ATHENS, Ga. – Epidemiologists have long known that when enough individuals in a population get sick and build immunity or die, the epidemic will end. A research team led by Pej Rohani, assistant professor of ecology at the University of Georgia, has developed a framework suggesting that some epidemics can be influenced not only by the dynamics of the susceptible population, but also by the effect of other pathogens in the environment.
The paper, “Ecological Interference Between Fatal Diseases,” will be published in the April 24 issue of Nature.
To explore the possibility that there is an interaction between pathogens, Rohani and his team analyzed and modeled historical records of measles and whooping cough infections in 32 European cities from 1883 to 1932, before vaccinations became widely available and when the diseases were significant killers in Europe. These diseases still remain a major cause of mortality in developing countries. Their work predicts that when one disease removes enough susceptible hosts from a given population, whether by convalescence or by death, the rate of infection for the “competing” disease also goes down. In practice, this means that when models of disease outbreaks for the two diseases are mapped simultaneously, given certain population demography, infections peak on an alternating two-year cycle.

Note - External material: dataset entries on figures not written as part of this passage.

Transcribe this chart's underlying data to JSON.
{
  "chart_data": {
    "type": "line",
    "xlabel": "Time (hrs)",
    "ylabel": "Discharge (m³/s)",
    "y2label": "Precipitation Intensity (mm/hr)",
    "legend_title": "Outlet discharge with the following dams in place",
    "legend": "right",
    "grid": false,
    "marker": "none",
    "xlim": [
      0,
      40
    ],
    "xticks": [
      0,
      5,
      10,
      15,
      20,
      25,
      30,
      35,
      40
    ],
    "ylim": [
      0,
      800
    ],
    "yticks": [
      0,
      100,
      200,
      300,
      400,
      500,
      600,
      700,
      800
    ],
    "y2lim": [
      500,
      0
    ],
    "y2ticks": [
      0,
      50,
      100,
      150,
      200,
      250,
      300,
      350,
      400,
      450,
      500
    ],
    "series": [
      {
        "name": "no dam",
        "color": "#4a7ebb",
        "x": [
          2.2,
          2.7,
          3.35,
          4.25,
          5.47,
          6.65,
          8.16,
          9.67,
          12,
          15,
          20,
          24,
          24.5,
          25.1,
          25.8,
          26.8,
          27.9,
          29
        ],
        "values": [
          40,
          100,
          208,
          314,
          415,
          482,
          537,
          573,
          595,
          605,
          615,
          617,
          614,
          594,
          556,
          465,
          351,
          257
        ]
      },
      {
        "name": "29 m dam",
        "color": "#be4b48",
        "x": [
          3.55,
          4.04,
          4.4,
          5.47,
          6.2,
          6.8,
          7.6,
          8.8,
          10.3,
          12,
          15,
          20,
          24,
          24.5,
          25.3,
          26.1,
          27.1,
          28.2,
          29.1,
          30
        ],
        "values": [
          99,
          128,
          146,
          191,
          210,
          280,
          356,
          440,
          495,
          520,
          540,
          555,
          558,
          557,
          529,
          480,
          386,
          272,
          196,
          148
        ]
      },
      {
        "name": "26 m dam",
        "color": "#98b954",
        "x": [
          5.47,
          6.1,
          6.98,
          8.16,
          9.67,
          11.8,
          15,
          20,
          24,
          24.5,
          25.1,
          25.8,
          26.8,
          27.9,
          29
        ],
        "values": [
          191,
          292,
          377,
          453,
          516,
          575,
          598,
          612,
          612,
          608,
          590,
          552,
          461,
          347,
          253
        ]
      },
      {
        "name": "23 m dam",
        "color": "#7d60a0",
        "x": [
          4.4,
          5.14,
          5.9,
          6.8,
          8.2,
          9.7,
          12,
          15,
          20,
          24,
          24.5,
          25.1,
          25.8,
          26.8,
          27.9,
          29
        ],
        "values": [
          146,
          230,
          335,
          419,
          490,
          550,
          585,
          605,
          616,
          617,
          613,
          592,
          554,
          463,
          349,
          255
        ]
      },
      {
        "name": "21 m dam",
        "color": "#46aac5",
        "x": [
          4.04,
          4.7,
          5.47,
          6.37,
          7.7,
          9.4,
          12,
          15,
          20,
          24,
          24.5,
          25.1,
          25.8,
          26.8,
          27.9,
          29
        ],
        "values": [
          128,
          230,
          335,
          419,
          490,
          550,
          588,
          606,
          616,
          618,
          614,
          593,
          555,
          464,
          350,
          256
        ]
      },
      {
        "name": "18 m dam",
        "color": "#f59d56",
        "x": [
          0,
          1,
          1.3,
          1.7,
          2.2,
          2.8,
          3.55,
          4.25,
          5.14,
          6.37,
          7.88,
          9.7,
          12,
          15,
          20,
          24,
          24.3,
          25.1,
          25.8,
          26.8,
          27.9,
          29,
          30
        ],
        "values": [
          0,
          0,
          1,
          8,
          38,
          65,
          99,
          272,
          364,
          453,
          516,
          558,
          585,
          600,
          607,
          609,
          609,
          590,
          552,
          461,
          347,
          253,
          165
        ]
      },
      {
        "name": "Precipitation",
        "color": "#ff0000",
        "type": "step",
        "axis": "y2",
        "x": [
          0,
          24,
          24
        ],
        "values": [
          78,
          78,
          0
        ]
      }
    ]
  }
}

“Certain biennial epidemics like measles and whooping cough outbreaks are negatively correlated – much more so than if their dynamics were independent,” said Rohani. “This ‘ecological interference’ is particularly strong when fatal infections permanently remove susceptible hosts.” The historical data are consistent with an interference effect between measles and whooping cough.
“This means that when sick people are home recuperating or when they are killed by an infection, they are not ‘available’ to other pathogens,” said Rohani. “The idea we have explored is that one pathogen can crowd the field for others.”
Rohani and his team focused on measles and whooping cough because good historical data was available and because these two diseases affect children in very similar age cohorts (with mean ages at infection of approximately 5 years). Additionally, because this is the age at which children typically begin school, the potential for interference is strengthened.
“This model could be significant in the analysis of multiple strain dynamics,” said Natalia Mantilla-Beniers, a UGA visiting scholar and co-author of the paper. “It is exciting to be able to show a relationship between the epidemiological aspects and the ecological aspects of disease transmission. A lot of work has been done on the diseases in isolation, but not too many people look at whether the diseases affect each other or how.”
To further test their hypothesis, Rohani’s team developed a three-strain extension of the model. They found the model again showed pronounced out-of-phase patterns as either the convalescence period or the fatality probability increases – patterns that are consistent with observations on the four serotypes of dengue fever or strains of echoviruses.
“Until now, it was thought the dynamics of dengue fever were largely determined by the number of mosquitoes available to transmit the disease or by some complex immunological interactions between the strains’ so-called antibody dependent enhancement,” said Rohani. “What we see now is that there may be something more complex at play. We see that one strain actually competes with the other for susceptible hosts.”
“This work shows that sometimes it might be impossible to understand epidemics by studying diseases in isolation,” said Mantilla-Beniers.